Now that he was in Spain, and widely loved, it made sense for Di Stéfano to play for Spain (there is simply no point trying to second guess FIFA's fantastical rulings during this period in football's history, you may as well just go with it). The Spanish, with a forward line also boasting Barcelona and Real Madrid stars Laszlo Kubala, Luis Suárez and Francisco Gento would surely get to the 1958 finals in Sweden then. And Di Stéfano would have something to show for his brilliance. Especially as they were drawn in a qualifying group with Scotland—whose team included players from a second-tier rabble-rousing club called Liverpool—and minnows Switzerland. They didn’t.
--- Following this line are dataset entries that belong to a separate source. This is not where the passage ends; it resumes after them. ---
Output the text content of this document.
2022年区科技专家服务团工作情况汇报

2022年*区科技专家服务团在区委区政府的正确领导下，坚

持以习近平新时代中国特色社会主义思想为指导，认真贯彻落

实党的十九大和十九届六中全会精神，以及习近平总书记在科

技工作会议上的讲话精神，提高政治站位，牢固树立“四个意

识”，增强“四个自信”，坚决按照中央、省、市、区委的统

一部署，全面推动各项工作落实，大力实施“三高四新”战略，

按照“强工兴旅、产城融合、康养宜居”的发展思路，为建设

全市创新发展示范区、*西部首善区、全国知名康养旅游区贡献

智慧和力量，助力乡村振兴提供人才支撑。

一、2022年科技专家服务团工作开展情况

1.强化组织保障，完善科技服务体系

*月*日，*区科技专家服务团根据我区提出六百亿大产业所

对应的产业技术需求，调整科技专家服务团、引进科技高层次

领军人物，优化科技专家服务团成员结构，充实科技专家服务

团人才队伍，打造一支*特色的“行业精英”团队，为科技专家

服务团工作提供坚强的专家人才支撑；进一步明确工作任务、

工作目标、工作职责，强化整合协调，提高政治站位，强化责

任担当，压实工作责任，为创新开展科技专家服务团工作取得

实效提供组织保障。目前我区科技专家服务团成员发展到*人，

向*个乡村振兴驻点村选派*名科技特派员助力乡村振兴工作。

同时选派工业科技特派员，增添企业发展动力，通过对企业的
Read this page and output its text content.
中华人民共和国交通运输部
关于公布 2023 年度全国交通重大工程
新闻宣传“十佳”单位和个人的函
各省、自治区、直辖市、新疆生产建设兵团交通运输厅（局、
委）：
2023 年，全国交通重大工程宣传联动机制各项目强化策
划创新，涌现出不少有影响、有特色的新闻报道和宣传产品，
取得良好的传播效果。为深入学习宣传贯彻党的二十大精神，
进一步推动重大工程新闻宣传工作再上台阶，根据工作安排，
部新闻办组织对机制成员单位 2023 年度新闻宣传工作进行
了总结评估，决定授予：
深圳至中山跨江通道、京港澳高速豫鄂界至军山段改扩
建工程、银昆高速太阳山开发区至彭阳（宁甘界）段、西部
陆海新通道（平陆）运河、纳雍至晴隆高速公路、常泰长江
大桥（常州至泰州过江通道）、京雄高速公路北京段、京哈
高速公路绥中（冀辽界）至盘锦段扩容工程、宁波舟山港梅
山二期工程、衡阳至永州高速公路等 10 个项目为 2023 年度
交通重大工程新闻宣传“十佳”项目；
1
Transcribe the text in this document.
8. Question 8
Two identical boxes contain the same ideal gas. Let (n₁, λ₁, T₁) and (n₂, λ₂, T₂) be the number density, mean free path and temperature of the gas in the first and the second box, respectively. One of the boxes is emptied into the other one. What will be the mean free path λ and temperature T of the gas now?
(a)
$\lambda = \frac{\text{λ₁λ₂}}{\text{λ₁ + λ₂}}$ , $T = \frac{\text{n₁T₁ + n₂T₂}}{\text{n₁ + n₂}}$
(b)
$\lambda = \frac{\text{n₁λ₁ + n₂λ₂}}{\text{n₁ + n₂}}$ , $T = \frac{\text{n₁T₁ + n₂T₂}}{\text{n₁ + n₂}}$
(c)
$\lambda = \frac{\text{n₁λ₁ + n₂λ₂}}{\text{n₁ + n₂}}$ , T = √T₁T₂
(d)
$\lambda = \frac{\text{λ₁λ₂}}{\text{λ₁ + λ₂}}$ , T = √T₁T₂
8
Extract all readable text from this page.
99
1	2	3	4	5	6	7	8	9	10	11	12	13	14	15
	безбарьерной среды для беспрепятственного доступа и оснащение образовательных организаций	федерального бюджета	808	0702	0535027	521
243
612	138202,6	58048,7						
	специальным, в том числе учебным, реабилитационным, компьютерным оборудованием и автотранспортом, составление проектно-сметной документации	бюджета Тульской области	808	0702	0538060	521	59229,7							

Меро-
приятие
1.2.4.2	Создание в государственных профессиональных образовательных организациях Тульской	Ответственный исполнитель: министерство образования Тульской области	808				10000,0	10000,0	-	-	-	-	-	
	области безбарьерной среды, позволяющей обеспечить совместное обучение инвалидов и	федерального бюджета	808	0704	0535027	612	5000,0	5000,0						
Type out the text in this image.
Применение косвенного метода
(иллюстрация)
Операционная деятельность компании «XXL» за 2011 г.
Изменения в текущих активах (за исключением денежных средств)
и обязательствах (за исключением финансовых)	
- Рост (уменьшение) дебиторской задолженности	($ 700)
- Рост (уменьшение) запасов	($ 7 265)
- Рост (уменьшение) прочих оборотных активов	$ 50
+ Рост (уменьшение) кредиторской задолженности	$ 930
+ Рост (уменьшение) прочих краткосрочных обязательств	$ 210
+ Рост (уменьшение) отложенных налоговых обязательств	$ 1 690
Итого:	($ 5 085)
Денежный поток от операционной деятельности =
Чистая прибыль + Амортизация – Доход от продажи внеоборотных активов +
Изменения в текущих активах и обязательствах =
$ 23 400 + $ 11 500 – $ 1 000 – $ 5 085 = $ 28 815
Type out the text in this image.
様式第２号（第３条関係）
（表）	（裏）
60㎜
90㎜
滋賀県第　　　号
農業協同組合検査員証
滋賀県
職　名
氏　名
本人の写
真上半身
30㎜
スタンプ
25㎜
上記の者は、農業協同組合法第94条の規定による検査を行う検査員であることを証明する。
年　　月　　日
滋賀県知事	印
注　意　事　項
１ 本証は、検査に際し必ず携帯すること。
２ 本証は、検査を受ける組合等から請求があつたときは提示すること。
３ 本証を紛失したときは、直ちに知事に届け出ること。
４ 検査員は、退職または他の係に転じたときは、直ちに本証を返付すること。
They opened their qualifying campaign with a 2-2 draw against the Swiss and then lost to Scotland at Hampden park 4-2. They beat them 4-1 in a reverse fixture later, but the damage had been done. Scotland beat Switzerland and went to the World Cup. Spain stayed home.
Spain made it to the 1962 World Cup in Chile, but by then, Di Stefano, 36 years old, was past his prime. Nonetheless, he was included in the squad and travelled to South America. But, he was carrying an injury and never managed to get a look in. And so, it ended. Unhappily. Although five European cups on the bounce and a statue outside the Bernabeu is a strong consolation.